Saturday, March 30, 2013

Adam Sultan by Steve Moore and Zeb L. West, Physical Plant Theare, March 28 - April 13, 2013

ALT review
Adam Sultan Steve Moore Zeb West Physical Plant Theatre Austin TX
(poster design: Jennymarie Jemison)

by Dr. David Glen Robinson

For the committed theatergoer, this was a long-awaited premiere. The blended live-action and puppet play previewed at the 2012 Fusebox Festival. The preview tantalized audiences with its potential for taking many different directions.

The premiere at the Salvage Vanguard Theatre on March 28 satisfied our aroused curiosity with a long sequence of wise story choices. They took us through some surprising ways yet never strayed from its emotional heart. Sure, it was about death, and innovative puppetry sustained all its moods and action; at the same time the production remained light, humor-filled and entertaining. 
 A demanding ticket buyer couldn’t ask for much more.

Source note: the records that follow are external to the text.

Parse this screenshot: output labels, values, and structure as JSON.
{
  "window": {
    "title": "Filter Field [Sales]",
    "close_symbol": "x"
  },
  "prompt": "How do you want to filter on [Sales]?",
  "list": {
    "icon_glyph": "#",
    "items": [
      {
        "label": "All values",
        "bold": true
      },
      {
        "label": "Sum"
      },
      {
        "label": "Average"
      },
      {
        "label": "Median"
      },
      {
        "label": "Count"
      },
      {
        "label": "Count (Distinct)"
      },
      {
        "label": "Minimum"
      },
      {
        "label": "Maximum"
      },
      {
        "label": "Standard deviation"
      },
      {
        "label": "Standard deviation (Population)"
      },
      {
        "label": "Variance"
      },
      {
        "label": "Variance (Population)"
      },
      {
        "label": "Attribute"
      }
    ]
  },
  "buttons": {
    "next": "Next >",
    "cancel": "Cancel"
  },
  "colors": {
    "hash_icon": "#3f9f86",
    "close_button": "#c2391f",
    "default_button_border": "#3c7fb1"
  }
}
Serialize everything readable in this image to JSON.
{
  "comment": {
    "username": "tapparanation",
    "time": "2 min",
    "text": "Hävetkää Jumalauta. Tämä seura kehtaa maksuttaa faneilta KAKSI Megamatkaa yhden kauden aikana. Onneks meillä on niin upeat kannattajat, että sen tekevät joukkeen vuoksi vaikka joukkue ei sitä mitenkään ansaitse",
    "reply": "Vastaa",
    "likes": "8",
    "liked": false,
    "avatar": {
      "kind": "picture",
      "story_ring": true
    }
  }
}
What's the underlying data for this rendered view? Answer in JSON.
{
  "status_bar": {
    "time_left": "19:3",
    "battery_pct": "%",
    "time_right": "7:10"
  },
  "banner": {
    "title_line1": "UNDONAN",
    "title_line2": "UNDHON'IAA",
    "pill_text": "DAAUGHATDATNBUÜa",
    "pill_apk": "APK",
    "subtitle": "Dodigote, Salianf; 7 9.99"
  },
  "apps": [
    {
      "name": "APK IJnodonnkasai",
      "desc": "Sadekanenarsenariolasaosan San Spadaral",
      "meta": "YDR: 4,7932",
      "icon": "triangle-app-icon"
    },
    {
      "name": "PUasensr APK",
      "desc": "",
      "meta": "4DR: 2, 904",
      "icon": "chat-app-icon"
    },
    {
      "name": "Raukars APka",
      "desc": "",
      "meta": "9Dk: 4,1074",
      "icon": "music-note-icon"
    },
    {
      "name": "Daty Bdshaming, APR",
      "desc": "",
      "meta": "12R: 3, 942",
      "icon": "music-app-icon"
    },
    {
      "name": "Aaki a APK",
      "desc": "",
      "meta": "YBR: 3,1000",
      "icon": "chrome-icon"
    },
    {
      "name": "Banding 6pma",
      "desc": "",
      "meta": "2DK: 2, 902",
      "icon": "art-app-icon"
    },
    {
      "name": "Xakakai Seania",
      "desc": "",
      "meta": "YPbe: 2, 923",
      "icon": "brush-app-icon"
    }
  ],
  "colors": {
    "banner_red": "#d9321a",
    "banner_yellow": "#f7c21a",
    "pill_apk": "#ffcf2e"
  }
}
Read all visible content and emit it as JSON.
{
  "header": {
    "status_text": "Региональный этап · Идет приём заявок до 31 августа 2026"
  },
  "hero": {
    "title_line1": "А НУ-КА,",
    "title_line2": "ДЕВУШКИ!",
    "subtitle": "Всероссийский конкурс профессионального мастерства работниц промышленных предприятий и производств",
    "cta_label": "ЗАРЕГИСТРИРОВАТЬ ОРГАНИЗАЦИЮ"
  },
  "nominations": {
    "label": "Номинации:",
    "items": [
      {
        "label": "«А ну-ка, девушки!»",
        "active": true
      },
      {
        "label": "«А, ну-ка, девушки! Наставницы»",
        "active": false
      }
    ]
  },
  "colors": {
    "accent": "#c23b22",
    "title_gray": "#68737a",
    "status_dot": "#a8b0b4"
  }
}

The play follows the character of Adam Sultan, played by the artist Adam Sultan, through to the far distant future of A.D. 2052 (not quite forty years from now). 

 Aged and infirm, Sultan sees and feels the loss of his artist friends all around him. Seemingly despairing, he collects mementos of their lives and seals those objects into glass jars. His bookshelf fills with the jars. Then one day a half-scale doppelganger puppet enters his apartment, drinks heavily and passes out. Sultan doesn’t know what to make of it; he never does know what to make of it. What’s sure is only that from this point forward puppets carry equal weight with human actors in conveying the story and its meanings.

Adam Sultan Steve Moore Zeb West Physical Plant Theatre Austin TX
(photo: Physical Plant Theatre)
The Physical Plant team of Steve Moore and Zeb L. West wrote and crafted the show. In addition to makiing unerring choices in a mature story revolving around death, they incorporated advanced concepts of new puppetry that took Adam Sultan to the edge of theatre and puppetry. 

Completely black-garbed puppeteers were visible onstage. In conventional theatre, anyone wearing black is a technician and therefore invisible in the sense of operating the play and not figuring in the scripted action; technicians are merely making it happen.

The Adam Sultan puppeteers pushed this envelope or bent this frame in several ways. First and most fundamentally, the puppeteers manipulated and changed the human actors throughout the play; they did so subtly and tellingly when they reshaped the postures and stances of the living to reflect advancing age, as for example in the touching moment when they placed wedding rings on the fingers of the lead characters. In addition, the puppeteers removed their black headgear to speak narrative voice-overs at a microphone stand at stage left. With this, the audience no longer held the puppeteers comfortably framed in invisibility as helpers for the story. Attention, audience: they might do other things, so be ready.